International Space Station Background
The International Space Station is the most complex engineering project ever attempted in space and, at some $150 billion to date, one of the most expensive.
The first element of what would become the International Space Station was the NASA-owned, Russian-built Zarya propulsion and storage module, also known as the Functional Cargo Block, or FGB. It was launched Nov. 20, 1998, by a Proton rocket. Two weeks later, a space shuttle carried the first NASA component into orbit, the Unity connecting node, and the two were "mated" to form the core of the station.
NASA modified the assembly sequence in the wake of the 2003 Columbia disaster and a subsequent decision by the Bush administration to retire the shuttle by the end of the decade. The U.S. segment of the outpost was declared complete after the final shuttle flight in July 2011.
To understand the engineering challenge facing space station operators, it helps to visualize the 924,000-pound structure as it orbits the Earth 260 miles up, streaking through space at 5 miles - 86 football fields - per second and enduring temperature swings of 500 degrees Fahrenheit as it moves from sunlight to shadow and back again.
The long axis of the lab complex, normally oriented in the direction of travel, generally stretches out like a train, with pressurized modules connected fore and aft like passenger cars. At the front end of the complex -- the locomotive in the train analogy -- the U.S. Harmony module leads the way, with the European Space Agency's Columbus laboratory attached to a right-side port and Japan's Kibo lab extending to the left.
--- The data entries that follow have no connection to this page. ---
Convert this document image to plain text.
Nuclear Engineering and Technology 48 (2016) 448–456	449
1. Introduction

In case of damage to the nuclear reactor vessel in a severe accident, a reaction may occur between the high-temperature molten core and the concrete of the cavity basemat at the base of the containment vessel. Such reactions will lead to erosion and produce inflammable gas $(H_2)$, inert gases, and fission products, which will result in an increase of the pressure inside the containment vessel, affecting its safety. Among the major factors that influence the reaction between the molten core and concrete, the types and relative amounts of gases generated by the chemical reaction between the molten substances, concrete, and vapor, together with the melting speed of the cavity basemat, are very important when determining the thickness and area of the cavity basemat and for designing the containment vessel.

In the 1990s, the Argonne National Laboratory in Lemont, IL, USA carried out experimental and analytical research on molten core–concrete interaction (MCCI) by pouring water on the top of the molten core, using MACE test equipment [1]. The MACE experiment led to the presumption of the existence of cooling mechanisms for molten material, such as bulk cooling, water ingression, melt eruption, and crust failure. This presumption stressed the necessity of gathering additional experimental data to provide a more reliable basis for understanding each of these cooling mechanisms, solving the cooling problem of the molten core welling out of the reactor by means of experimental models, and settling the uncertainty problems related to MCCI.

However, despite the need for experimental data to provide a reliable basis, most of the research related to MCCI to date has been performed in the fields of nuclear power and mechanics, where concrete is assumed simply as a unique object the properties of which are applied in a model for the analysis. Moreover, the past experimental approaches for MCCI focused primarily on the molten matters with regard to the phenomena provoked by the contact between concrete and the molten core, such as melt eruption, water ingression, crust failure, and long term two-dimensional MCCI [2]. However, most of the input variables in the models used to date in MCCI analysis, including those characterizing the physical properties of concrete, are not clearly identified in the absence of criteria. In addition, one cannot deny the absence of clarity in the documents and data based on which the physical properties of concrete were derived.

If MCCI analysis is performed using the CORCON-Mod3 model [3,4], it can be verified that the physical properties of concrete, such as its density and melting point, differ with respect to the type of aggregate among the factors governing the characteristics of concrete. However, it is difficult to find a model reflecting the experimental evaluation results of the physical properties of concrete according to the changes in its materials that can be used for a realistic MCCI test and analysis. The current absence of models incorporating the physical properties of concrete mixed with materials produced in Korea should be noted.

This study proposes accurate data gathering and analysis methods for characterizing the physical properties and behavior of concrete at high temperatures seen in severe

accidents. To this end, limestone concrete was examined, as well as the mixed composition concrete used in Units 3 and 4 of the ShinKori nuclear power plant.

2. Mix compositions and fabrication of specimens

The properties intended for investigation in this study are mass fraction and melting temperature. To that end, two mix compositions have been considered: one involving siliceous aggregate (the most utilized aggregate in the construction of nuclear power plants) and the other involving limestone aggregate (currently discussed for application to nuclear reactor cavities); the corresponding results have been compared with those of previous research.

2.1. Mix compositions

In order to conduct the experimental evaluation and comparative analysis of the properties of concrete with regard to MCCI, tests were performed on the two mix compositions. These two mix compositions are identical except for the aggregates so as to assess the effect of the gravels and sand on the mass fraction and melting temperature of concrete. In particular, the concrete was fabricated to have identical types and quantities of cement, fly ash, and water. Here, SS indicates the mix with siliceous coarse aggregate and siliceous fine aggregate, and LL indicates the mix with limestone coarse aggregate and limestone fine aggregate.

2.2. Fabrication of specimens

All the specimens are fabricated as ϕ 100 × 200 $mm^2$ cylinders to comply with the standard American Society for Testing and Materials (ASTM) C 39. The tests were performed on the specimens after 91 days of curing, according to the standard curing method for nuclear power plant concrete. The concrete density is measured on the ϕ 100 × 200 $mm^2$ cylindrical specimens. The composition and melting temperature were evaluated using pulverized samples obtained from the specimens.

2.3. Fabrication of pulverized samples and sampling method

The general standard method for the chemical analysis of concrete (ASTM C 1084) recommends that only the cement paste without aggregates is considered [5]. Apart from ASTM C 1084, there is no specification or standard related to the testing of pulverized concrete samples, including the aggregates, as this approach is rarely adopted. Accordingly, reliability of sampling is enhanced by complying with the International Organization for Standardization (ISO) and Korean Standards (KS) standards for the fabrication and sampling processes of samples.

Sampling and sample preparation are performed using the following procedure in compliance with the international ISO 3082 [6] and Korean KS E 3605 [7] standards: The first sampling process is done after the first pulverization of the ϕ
An Earth-facing port in the Harmony module serves at the attachment point for visiting Japanese HTV cargo ships, SpaceX Dragon capsules and Orbital Sciences Cygnus supply ships. All three are berthed using the station's robot arm. Harmony also features four U.S.-supplies sleep stations, or berths, for NASA sponsored crew members.
Harmony's aft port is connected to the U.S. Destiny laboratory module, which in turn is bolted to the central Unity connecting node. The U.S. Quest airlock extends to the right and the Tranquility module extends to the left. A cargo storage compartment is attached to Tranquility's forward port and a set of four gyroscopes, used to re-orient the station and maintain its commanded position, or "attitude," is housed in a short truss that extends from Unity's top port.
The U.S. segment of the station, which includes ESA, Japan and the Canadian Space Agency, extends from Unity forward. The Russian segment begins just beyond Unity's aft port where the Zarya module is attached. The Russian Rassvet module extends down from Zarya and serves as a docking port for unmanned cargo ships and manned Soyuz spacecraft. Bringing up the rear of the space station "train" is the Russian Zvezda command module.
The Poisk docking compartment extends upward from Zvezda while the Pirs module, which serves as a docking port and an airlock, extends straight down. An aft port is available for manned and unmanned vehicles. The Russians plan to replace Pirs next year with a large laboratory module. Later, they plan to attach a multi-port docking compartment to the new lab and then a solar array assembly that will extend from that module to the right.
Mounted at right angles to the long axis of the station is its primary solar power truss, a huge assembly spanning the length of a football field that houses critical electrical components, ammonia coolant loops and steerable radiator panels. The truss is anchored to the long axis of the station by 10 massive struts that connect the central S0 truss segment to the top of the Destiny laboratory.
On the front side of the truss, a mobile platform mounted on rails can carry the Canadian robot arm to various work sites. On each end of the truss, four huge sets of solar arrays rotate like giant paddle wheels to track the sun.
The arrays generate, on average, some 80 kilowatts of power, enough to supply 55 average homes. Electricity from the solar arrays, known as "primary power," is routed to components in the S0 truss called main bus switching units, or MBSUs.
The four MBSUs take that 160-volt primary power and route it to transformers known as DC-to-DC Converter Units, or DDCUs, which lower the voltage to a precisely controlled 124 volts DC. This so-called "secondary power" is then directed to the station's myriad electrical systems using numerous electro-mechanical switches known as remote power controllers.
The space station cooling system features two independent ammonia loops - loop A and B - that include large ammonia reservoirs, pumps, cold plates and the plumbing required to route the coolant through the big radiators to dissipate heat.
The entire lab complex can be maneuvered, or re-oriented, by firing Russian rocket thrusters or by changing the speed of NASA's gyroscopes inside the Z1 truss atop the Unity module. Rocket thrusters are typically used for major maneuvers while the gyros are primarily used for more minor attitude changes.